Мы идем с Павлом Григорьевичем домой. Ворона, завязанная в носовой платок, ведет себя поначалу довольно смирно, так что мы о ней вроде как забываем и разговариваем о чем-то другом. Но все-таки ворона нет-нет да и напоминает о себе.

— Клюется, окаянная! — вздыхает Павел Григорьевич. — Я бы положил ее в карман, да она там задохнется.

— Лучше в мою шляпу, — предлагаю я. — Ей там будет очень удобно.

Кладем ворону на дно моей соломенной шляпы, завязываем в платок. Не знаю, удобно ли ей там, но клевать ей там как будто нечего. Впрочем, через некоторое время хы обнаруживаем, что она проклюнула небольшую дырку в соломе.

— Вот клюв! — сердится Павел Григорьевич. — Сверло, а не клюв!

Мы уже почти у дома, теперь осталось недолго.

Но тут перед нами встает вопрос, очень трудный, почти неразрешимый: что делать дальше с вороной? Куда ее нести?

Павел Григорьевич останавливается в раздумье и, сдвинув шляпу на лоб, в растерянности чешет затылок:

— Понимаешь… Моя хозяйка такую птицу в дом не впустит! Ни за что!
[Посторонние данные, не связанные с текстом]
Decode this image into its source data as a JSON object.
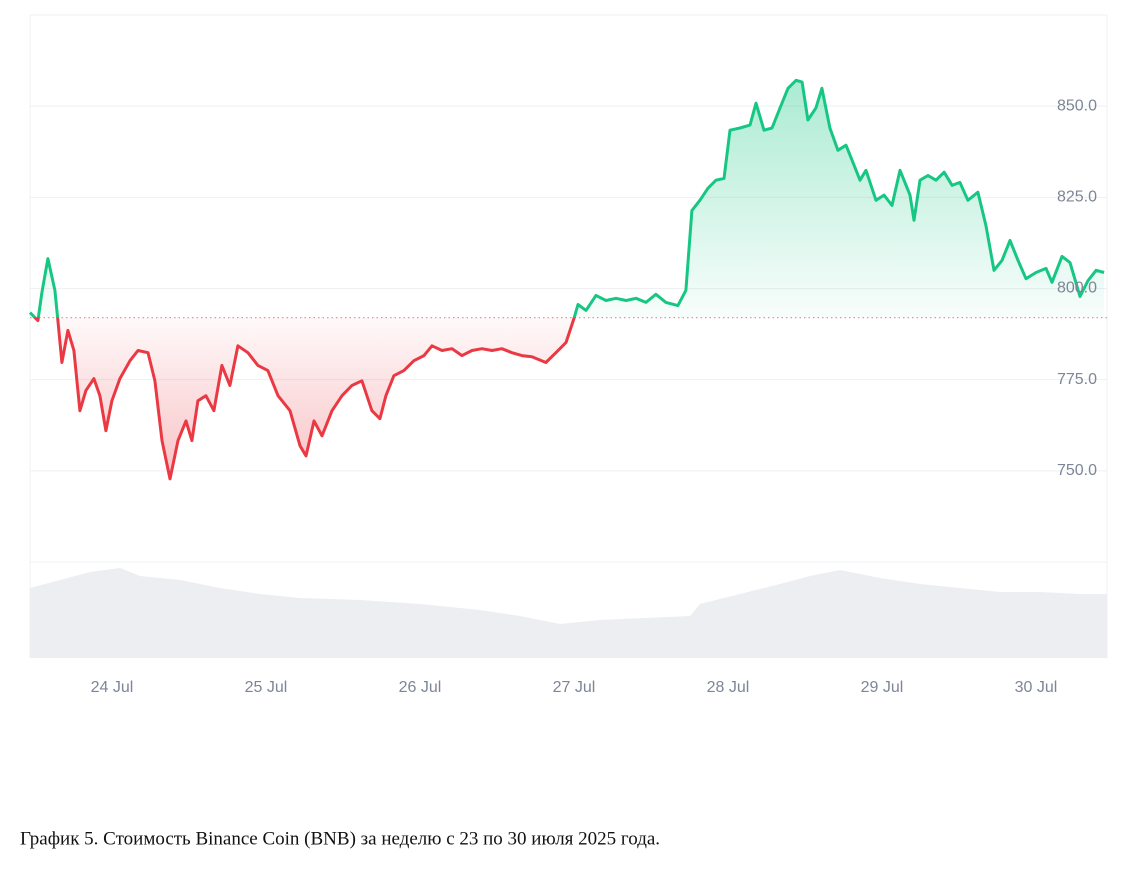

Что до меня, то мне впору запустить в затылок обе руки! В пылу борьбы с кошкой и спасения калеки-вороны я совсем забыла одну из папиных странностей: он не переносит в доме никаких животных. Канарейку, чтобы пела в клетке, молчаливого попугайчика Кики, никогда не покидающего нашей комнаты, — ну, это еще туда-сюда… Но эту страшную птицу, которая рвется из рук, норовит пребольно долбануть клювом, — папа ее возненавидит с первого взгляда. Это будет неслыханная война!

Мы стоим с Павлом Григорьевичем, нерешительно смотрим друг на друга, переминаемся с ноги на ногу… И вдруг ворона — в первый раз за все время — испускает крик на всю улицу:

«Кар-р-р-х! Кар-р-р-х!»

Около нас начинают собираться мальчишки. Они стараются заглянуть в узелок, которой держит в руке Павел Григорьевич и откуда доносится все более громкое карканье. Понемногу мы обрастаем целой толпой. Кое-кто на ходу спрашивает:

— Задавило когось?

— Вора споймали?

Мы с трудом проталкиваемся к нашим воротам и, добравшись до лестницы, опять стоим и смотрим друг на друга, с немым вопросом: «Куда же девать ворону?»

В это время слышно приближающееся постукивание по ступеням лестницы. Это возвращается домой с уроков Поль со своим зонтиком-стульчиком.